左辺を $P(a)$ とおくと、$P(1) = 1 - 9 + 24 - 16 = 0$ となるため、因数定理より $P(a)$ は $a-1$ を因数にもつ。

$$ (a-1)(a^2 - 8a + 16) = 0 $$

$$ (a-1)(a-4)^2 = 0 $$

これを解いて、$a = 1, 4$ を得る。 $a > 3$ の条件より、$a = 4$ である。

(iii) $a-2 = 1$ すなわち $a = 3$ のとき

導関数は $f'(x) = 6(x-1)^2 \ge 0$ となり、関数 $f(x)$ は単調増加する。 極小値をもたないため、条件を満たさない。

以上 (i), (ii), (iii) より、求める $a$ の値は $a=4$ である。

解説

3次関数のグラフが $x$ 軸に接するという条件は、グラフの形状から「極大値または極小値が $0$ になる」ことと同値である。本問では「接点で $y$ が極小になる」と明記されているため、極小値が $0$ になる条件のみを調べればよい。

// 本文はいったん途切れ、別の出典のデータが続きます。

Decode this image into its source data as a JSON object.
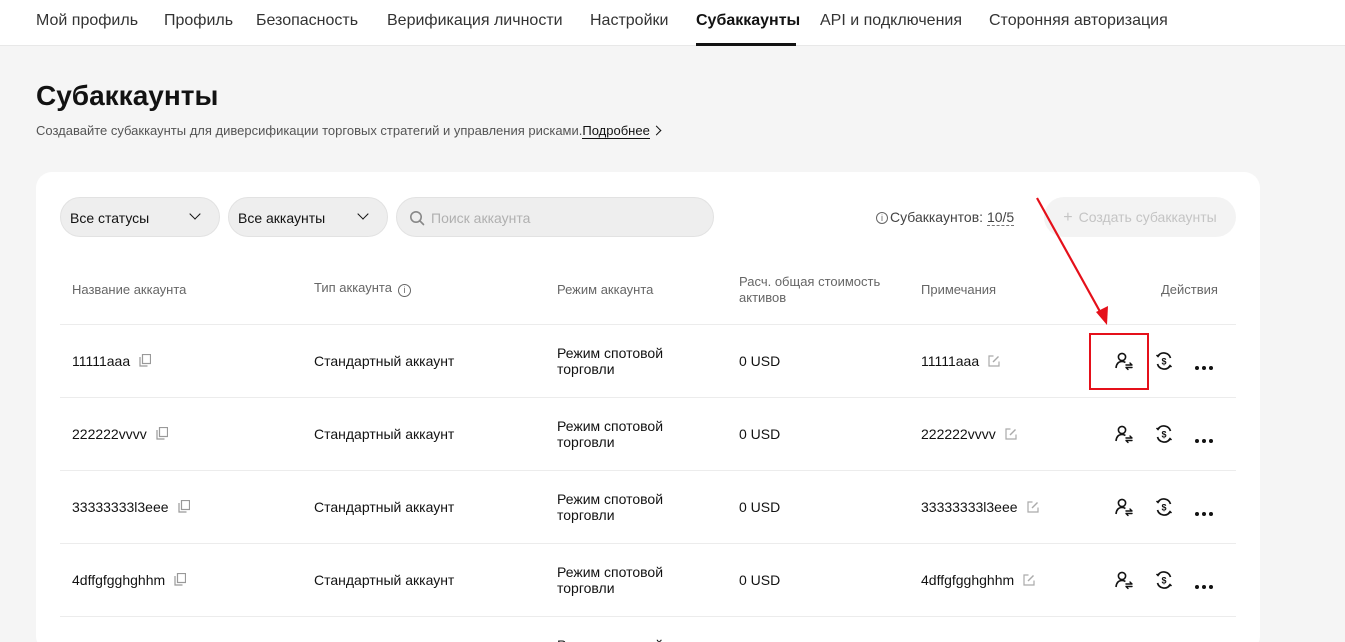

さらに、接点の $x$ 座標が正である必要がある。導関数 $f'(x) = 0$ の解の大小関係が $a$ の値によって変化するため、極小値をとる $x$ 座標がどちらになるかを場合分けして考えるのがポイントである。また、$f(a-2)=0$ の計算では、まともに展開すると計算量が多くなりミスを誘発しやすいため、共通因数である $(a-2)^2$ を上手くくくり出して処理すると計算の見通しが良くなる。